Contextra: Hierarchical Context Caching for Long Context Language Model Serving

Zhiqiang Xie Stanford

Ziyi Xu

Mark Zhao Stanford

Yuwei An

Vikram Sharma Mailthody

Scott Mahlke

Michael Garland

Christos Kozyrakis Stanford

USENIX Symposium on Operating Systems Design and Implementation (OSDI), 2026


Abstract

Large Language Models (LLMs) with expanding context windows face significant performance hurdles. While caching key-value (KV) states is critical for avoiding redundant computation, the storage footprint of long-context caches quickly exceeds GPU memory capacity, forcing production systems to adopt hierarchical caching across memory hierarchies.

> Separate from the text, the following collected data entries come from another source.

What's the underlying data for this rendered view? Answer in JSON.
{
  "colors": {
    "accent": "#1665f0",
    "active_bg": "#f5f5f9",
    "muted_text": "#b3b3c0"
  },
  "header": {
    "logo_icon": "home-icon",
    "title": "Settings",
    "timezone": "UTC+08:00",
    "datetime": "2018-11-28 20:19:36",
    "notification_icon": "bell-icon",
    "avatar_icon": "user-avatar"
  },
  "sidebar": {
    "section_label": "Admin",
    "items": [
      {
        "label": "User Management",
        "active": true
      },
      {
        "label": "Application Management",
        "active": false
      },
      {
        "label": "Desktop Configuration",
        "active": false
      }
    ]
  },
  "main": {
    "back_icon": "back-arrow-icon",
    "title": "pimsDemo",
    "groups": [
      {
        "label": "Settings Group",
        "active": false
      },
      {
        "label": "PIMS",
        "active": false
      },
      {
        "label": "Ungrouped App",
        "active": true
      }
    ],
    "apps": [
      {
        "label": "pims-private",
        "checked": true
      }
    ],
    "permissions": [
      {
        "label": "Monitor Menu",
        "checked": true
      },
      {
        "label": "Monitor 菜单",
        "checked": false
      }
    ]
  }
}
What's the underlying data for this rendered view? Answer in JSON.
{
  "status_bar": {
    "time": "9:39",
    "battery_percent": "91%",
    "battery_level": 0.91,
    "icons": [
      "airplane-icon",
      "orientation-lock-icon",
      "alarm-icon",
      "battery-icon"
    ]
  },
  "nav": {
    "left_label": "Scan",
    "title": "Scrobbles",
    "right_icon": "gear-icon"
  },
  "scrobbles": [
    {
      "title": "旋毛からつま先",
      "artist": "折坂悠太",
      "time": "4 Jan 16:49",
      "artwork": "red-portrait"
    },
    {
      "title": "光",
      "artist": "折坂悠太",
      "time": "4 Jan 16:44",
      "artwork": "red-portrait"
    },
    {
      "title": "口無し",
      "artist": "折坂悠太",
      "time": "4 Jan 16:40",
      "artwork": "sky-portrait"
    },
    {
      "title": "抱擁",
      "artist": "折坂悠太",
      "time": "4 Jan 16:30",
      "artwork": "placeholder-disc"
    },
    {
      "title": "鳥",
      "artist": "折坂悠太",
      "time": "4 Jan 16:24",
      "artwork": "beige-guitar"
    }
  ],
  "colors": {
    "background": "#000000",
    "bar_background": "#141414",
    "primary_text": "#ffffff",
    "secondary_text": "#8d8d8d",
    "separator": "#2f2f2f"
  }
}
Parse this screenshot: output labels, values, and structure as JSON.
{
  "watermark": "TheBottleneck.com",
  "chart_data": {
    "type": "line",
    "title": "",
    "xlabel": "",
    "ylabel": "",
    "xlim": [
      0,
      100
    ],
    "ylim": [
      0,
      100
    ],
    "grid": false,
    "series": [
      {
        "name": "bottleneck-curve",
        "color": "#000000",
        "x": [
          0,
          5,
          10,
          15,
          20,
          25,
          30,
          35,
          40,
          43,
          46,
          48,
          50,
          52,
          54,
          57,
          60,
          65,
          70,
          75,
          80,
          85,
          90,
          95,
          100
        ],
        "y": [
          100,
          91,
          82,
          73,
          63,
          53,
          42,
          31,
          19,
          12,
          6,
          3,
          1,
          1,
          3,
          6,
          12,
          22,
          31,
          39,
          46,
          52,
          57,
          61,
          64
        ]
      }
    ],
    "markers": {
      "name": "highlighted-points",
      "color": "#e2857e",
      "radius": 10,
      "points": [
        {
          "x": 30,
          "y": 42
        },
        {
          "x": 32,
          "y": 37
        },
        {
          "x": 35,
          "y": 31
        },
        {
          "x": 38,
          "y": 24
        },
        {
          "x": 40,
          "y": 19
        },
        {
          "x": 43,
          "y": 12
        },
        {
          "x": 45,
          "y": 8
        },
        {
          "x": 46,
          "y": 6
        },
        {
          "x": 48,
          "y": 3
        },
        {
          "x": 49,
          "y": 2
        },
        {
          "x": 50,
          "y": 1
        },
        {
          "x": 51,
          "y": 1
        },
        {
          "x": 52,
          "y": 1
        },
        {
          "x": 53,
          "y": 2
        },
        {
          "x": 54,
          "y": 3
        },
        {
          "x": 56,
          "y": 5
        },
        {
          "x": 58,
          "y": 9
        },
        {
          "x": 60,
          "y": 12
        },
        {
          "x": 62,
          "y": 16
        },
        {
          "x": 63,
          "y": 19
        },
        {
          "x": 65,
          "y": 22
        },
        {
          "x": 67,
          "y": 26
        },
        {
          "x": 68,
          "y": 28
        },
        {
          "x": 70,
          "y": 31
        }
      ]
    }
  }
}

However, transferring large cached contexts back to the GPU introduces severe performance bottlenecks: fragmented I/O from paged layouts prevents full bandwidth utilization, and existing schedulers fail to account for cache-loading delays, leaving systems loading-bound rather than compute-bound. We present Contextra, a hierarchical context caching framework designed for efficient long context LLM serving. Contextra introduces GPU-assisted I/O to combat KV cache fragmentation, decoupling GPU and CPU memory layouts and employs cache-aware request scheduling to balance compute with I/O latency and overlapping unavoidable stalls with complementary tasks. Built on SGLang and deployed in production, Contextra achieves up to 5x lower Time-To-First-Token (TTFT) compared to vLLM + LMCache and 3.75x speedup over NVIDIA TensorRT-LLM on long-context benchmarks, without degrading short-context performance.